In the case of science, the relationship between convergence and accuracy is broadly justified. However, at some points of history, there has been broad agreement on misbeliefs, such as when Christian theologians had calculated that the Earth was approximately six thousand years old. To the extent that people were aware of this broad agreement, and believed the theologians to have reached it independently of each other, this might have not only fostered acceptance of this estimate of the age of the Earth, but also a perception of the theologians as competent.
The current study has a number of limitations. In our simulations, we assume agents to be independent and unbiased. Following previous work generalizing the Condorcet Jury Theorem to cases of informational dependency (Ladha 1992), more robust simulations would show that–while still assuming no systematic bias–our results hold even when agents influence each others’ answers. Regarding our experiments, if the very abstract materials allow us to remove most of the priors that participants might have, they might also reduce the ecological validity of the results. Although the main results replicate well across our experiments, and we can thus be reasonably certain of their robustness, it’s not clear how much they can be generalized. Experimental results with convenience samples can usually be generalized at least to the broader population the samples were drawn from–here, UK citizens (Coppock 2019). However, we do not know whether they would generalize to other cultures.

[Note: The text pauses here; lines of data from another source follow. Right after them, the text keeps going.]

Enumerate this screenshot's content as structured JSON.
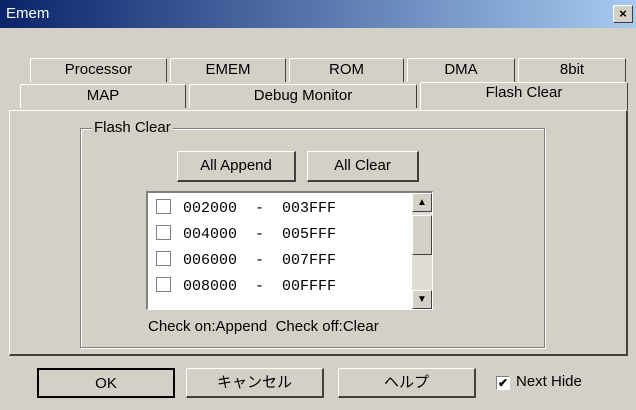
{
  "window": {
    "title": "Emem",
    "close_glyph": "×"
  },
  "tabs_row1": [
    "Processor",
    "EMEM",
    "ROM",
    "DMA",
    "8bit"
  ],
  "tabs_row2": [
    "MAP",
    "Debug Monitor",
    "Flash Clear"
  ],
  "active_tab": "Flash Clear",
  "group": {
    "label": "Flash Clear",
    "append_button": "All Append",
    "clear_button": "All Clear",
    "hint": "Check on:Append  Check off:Clear"
  },
  "ranges": [
    {
      "text": "002000  -  003FFF",
      "checked": false
    },
    {
      "text": "004000  -  005FFF",
      "checked": false
    },
    {
      "text": "006000  -  007FFF",
      "checked": false
    },
    {
      "text": "008000  -  00FFFF",
      "checked": false
    }
  ],
  "footer": {
    "ok": "OK",
    "cancel": "キャンセル",
    "help": "ヘルプ",
    "next_hide_label": "Next Hide",
    "next_hide_checked": true
  },
  "colors": {
    "title_start": "#0a246a",
    "title_end": "#a6caf0",
    "face": "#d4d0c8"
  }
}
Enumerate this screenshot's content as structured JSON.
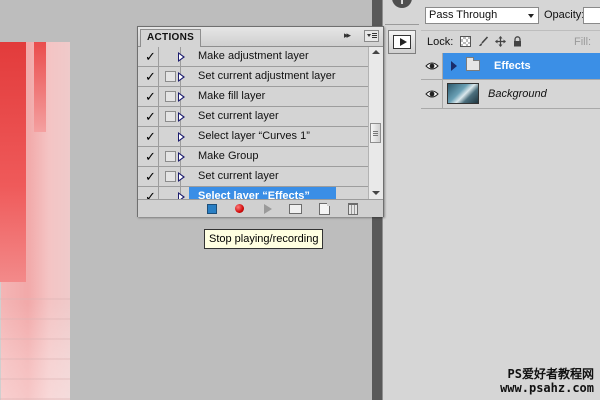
{
  "layers_panel": {
    "blend_mode": "Pass Through",
    "opacity_label": "Opacity:",
    "lock_label": "Lock:",
    "fill_label": "Fill:",
    "layers": [
      {
        "name": "Effects",
        "type": "group",
        "selected": true
      },
      {
        "name": "Background",
        "type": "layer",
        "selected": false
      }
    ]
  },
  "actions_panel": {
    "title": "ACTIONS",
    "collapse_glyph": "▸▸",
    "rows": [
      {
        "label": "Make adjustment layer",
        "checked": true,
        "dialog": false
      },
      {
        "label": "Set current adjustment layer",
        "checked": true,
        "dialog": false
      },
      {
        "label": "Make fill layer",
        "checked": true,
        "dialog": false
      },
      {
        "label": "Set current layer",
        "checked": true,
        "dialog": false
      },
      {
        "label": "Select layer “Curves 1”",
        "checked": true,
        "dialog": false
      },
      {
        "label": "Make Group",
        "checked": true,
        "dialog": false
      },
      {
        "label": "Set current layer",
        "checked": true,
        "dialog": false
      },
      {
        "label": "Select layer “Effects”",
        "checked": true,
        "dialog": false,
        "selected": true
      }
    ],
    "toolbar": [
      "stop-icon",
      "record-icon",
      "play-icon",
      "new-set-icon",
      "new-action-icon",
      "delete-icon"
    ]
  },
  "tooltip": {
    "text": "Stop playing/recording"
  },
  "dock": {
    "info_glyph": "i"
  },
  "watermark": {
    "line1": "PS爱好者教程网",
    "line2": "www.psahz.com"
  },
  "colors": {
    "selection": "#3a8ee6",
    "tooltip_bg": "#ffffe1",
    "record": "#d10b0b"
  }
}
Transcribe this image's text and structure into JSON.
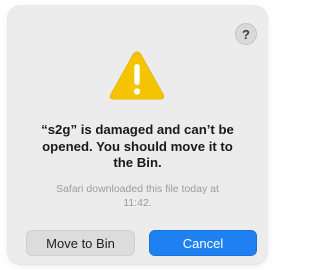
{
  "dialog": {
    "help_label": "?",
    "icon": "warning-triangle-icon",
    "title": "“s2g” is damaged and can’t be\nopened. You should move it to\nthe Bin.",
    "message": "Safari downloaded this file today at\n11:42.",
    "buttons": {
      "move_to_bin": "Move to Bin",
      "cancel": "Cancel"
    }
  },
  "colors": {
    "dialog_bg": "#ececec",
    "warning_yellow": "#f5c400",
    "primary_blue": "#1f80f2",
    "secondary_gray": "#dcdcdc"
  }
}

These limitations could be overcome by replicating the present results in different cultures, using more ecologically valid stimuli. For instance, it would be interesting to test whether the inference described here, from convergence to competence, might be partly responsible for the fact that people tend to believe scientists to be competent (Cologna et al. 2024). Finally, future studies could also attempt to systematically model cases of informational dependencies more subtle than those used in Experiments 3 and 5, to derive and test normative predictions.
4.12.0.1 Data availability
Data for all experiments and the simulations is available on the OSF project page (https://osf.io/6abqy/).
4.12.0.2 Code availability
The code used to create all results (including tables and figures) of this manuscript is also available on the OSF project page (https://osf.io/6abqy/).
4.12.0.3 Competing interest
The authors declare having no competing interests.